Social skills are best handled with mature, cooperative players who will take the game stats of the other player into consideration when interacting with him. The trouble with social skills is that while they are great for simple tests (get past a guard, tell a lie convincingly, etc.), they disrupt roleplaying when interjected into PC interactions. Instead of having an interaction between two characters, the dice are being whipped out, and one of the characters is being told what his character does. And unfortunately, you have the choice of the existing highly subjective rules, with lots of potential arguments about modifiers and thresholds, or house ruling something that will probably be cumbersome and eat up even more game time at the expense of roleplaying.
Well said on all accounts, though I did want to elaborate on one specific account.
I was in a long-running(year long) shadowrun game that ran weekly, but our players did a LOT of party social when we could. The team was fairly well bonded, and would go out for drinks, parties, and occasionally talk and lie about the things they've done in the past. Lying, especially, as most runners aren't keen to give out details that can get their friends, family, or past associates hurt to near strangers. As we found out when our doctor's Judas quality kicked in. Ahem.
The interesting part was how we did it. I'm specifically thinking of the interactions between the hacker and the face. The face was a ridiculously high kinesics adept, who rolled a decent brick of dice for most things. The hacker(me) was only slightly less competent - he was made to include social engineering under hacking, and came with a decent charisma, the group, and some empathy ware - and we actually did use dice against each other fairly frequently. But not in the way you thing.
Both me and the adept's player were socially adept people who actually COULD put stats-to-play without dice, derive meaning and emotion from stances and positionings, or even the way people said hello. And more importantly, work information into our posts for the other to use. I think that playing-by-post, and not table, helps immensely in this regard, in that its much easier to make longer and more accurate descriptions of what is happening without making people wait. Just the general kind of combination of player attitude/maturity/competence that glyph mentions. Having a good partner makes it great to play off of other people. I also think that NOT having the gm around(like i said, weekly game) for interparty social actually helped a little bit - there was no potential animosity from someone ELSE stepping in to say 'this happens', and the dice are a neutral trustable party.
But when we used dice - and we did, fairly frequently - the one thing we used the most were Judge Intentions - to read what was going on - Con Checks(for lying, and having the other not notice), and, occasionally, Composure tests, for when something really strange or funny happened. None of this quasi-mind control social rolling crap. Having good character interactions, with the dice there as a sort of neutral adjudicator of 'what happens when...' happens to work out very nicely, and can occasionally lead the way to its own funny occurences. A good example from our game involves that kind of hilariously improbably dice luck that happens occasionally: the hacker and the face just could NOT lie to each other. They were both competent enough to not press for details, or cause a scene, or annoy the other person - over the course of multiple sessions, every(and I mean EVERY) time a Judge or Con roll was rolled against each other, the lie was spotted. Nothing was necessarily DONE about it, depending on the situation(nobody cares if you really don't like the coffee), but it was noticed.
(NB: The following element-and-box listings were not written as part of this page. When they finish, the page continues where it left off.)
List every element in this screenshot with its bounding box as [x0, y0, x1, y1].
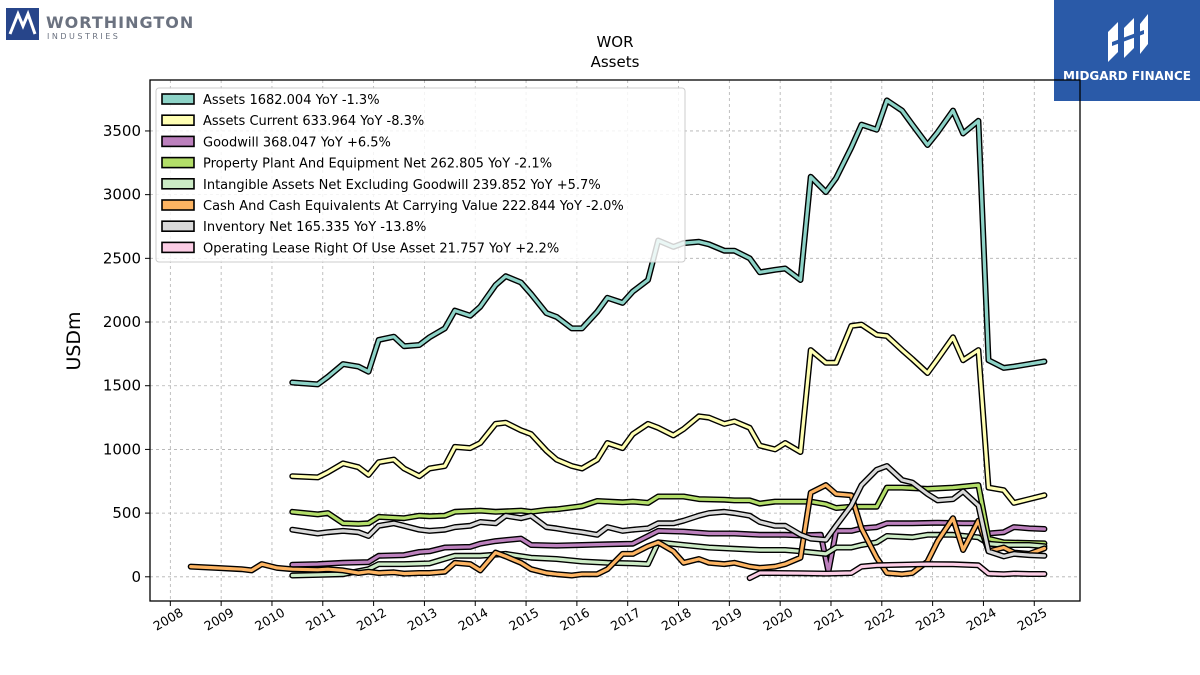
legend-swatch: [161, 199, 195, 211]
chart-title: WOR: [596, 33, 633, 51]
series-line: [748, 562, 1046, 580]
y-tick-label: 1500: [103, 377, 141, 395]
x-tick-label: 2017: [608, 605, 643, 634]
legend-swatch: [161, 220, 195, 232]
series-line: [290, 464, 1046, 558]
plot-frame: [149, 79, 1081, 602]
legend-label: Inventory Net 165.335 YoY -13.8%: [203, 220, 426, 235]
company-sub: INDUSTRIES: [47, 32, 120, 41]
series-lines: [187, 97, 1048, 582]
legend-swatch: [161, 156, 195, 169]
y-axis-label: USDm: [63, 311, 85, 370]
legend-label: Assets Current 633.964 YoY -8.3%: [203, 114, 424, 129]
x-tick-label: 2015: [506, 605, 541, 634]
legend: Assets 1682.004 YoY -1.3% Assets Current …: [155, 87, 686, 263]
x-tick-label: 2020: [760, 605, 795, 634]
x-tick-label: 2009: [201, 605, 236, 634]
x-tick-label: 2008: [151, 605, 186, 634]
series-line: [290, 323, 1046, 505]
y-tick-label: 3000: [103, 186, 141, 204]
legend-label: Cash And Cash Equivalents At Carrying Va…: [203, 199, 624, 214]
x-tick-label: 2024: [964, 605, 999, 634]
midgard-finance-logo: MIDGARD FINANCE: [1054, 0, 1200, 101]
legend-label: Intangible Assets Net Excluding Goodwill…: [203, 178, 601, 193]
y-tick-label: 3500: [103, 122, 141, 140]
x-tick-label: 2014: [455, 605, 490, 634]
series-line: [290, 483, 1046, 545]
legend-label: Property Plant And Equipment Net 262.805…: [203, 157, 552, 172]
x-tick-label: 2013: [405, 605, 440, 634]
x-tick-label: 2012: [354, 605, 389, 634]
midgard-mark-icon: [1108, 14, 1148, 62]
legend-label: Operating Lease Right Of Use Asset 21.75…: [203, 241, 559, 256]
legend-swatch: [161, 241, 195, 254]
company-name: WORTHINGTON: [46, 13, 194, 32]
legend-box: [155, 87, 686, 263]
x-tick-label: 2022: [862, 605, 897, 634]
x-tick-label: 2023: [913, 605, 948, 634]
series-line: [290, 533, 1046, 578]
series-line: [290, 521, 1046, 574]
legend-swatch: [161, 135, 195, 148]
x-tick-label: 2016: [557, 605, 592, 634]
legend-swatch: [161, 178, 195, 190]
logo-w-icon: [8, 9, 37, 35]
y-tick-label: 0: [131, 568, 141, 586]
x-tick-label: 2021: [811, 605, 846, 634]
series-line: [189, 483, 1046, 578]
x-tick-label: 2018: [659, 605, 694, 634]
chart-subtitle: Assets: [591, 53, 640, 71]
x-tick-label: 2025: [1014, 605, 1049, 634]
legend-label: Goodwill 368.047 YoY +6.5%: [203, 135, 391, 150]
partner-name: MIDGARD FINANCE: [1063, 69, 1191, 83]
x-tick-label: 2010: [252, 605, 287, 634]
y-tick-label: 2500: [103, 249, 141, 267]
legend-label: Assets 1682.004 YoY -1.3%: [203, 93, 380, 108]
legend-swatch: [161, 114, 195, 126]
y-tick-label: 500: [112, 504, 141, 522]
x-tick-label: 2011: [303, 605, 338, 634]
y-tick-label: 1000: [103, 440, 141, 458]
worthington-logo: WORTHINGTON INDUSTRIES: [6, 8, 206, 44]
x-tick-label: 2019: [710, 605, 745, 634]
axis-ticks: 0 500 1000 1500 2000 2500 3000 3500 2008 2009 2010…: [103, 122, 1050, 634]
legend-swatch: [161, 93, 195, 105]
series-outline: [289, 321, 1048, 506]
y-tick-label: 2000: [103, 313, 141, 331]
And eventually we just stopped rolling, and started working the same information into interactions without the dice at all, just accounting for familiarity naturally in the course of play.
Just thought I'd share my experience with it. Worked out very positively, but I think the players are much more to blame for that. Rolling for Bullshit Checks(only), and letting the players act, react, and change the scene appropriately works out really well.
But it works out even better if your players can act their role well, too. An emotive, understanding, mature player who can bring that spark of life to a character is worth hanging onto, because they can make any game so much more interesting.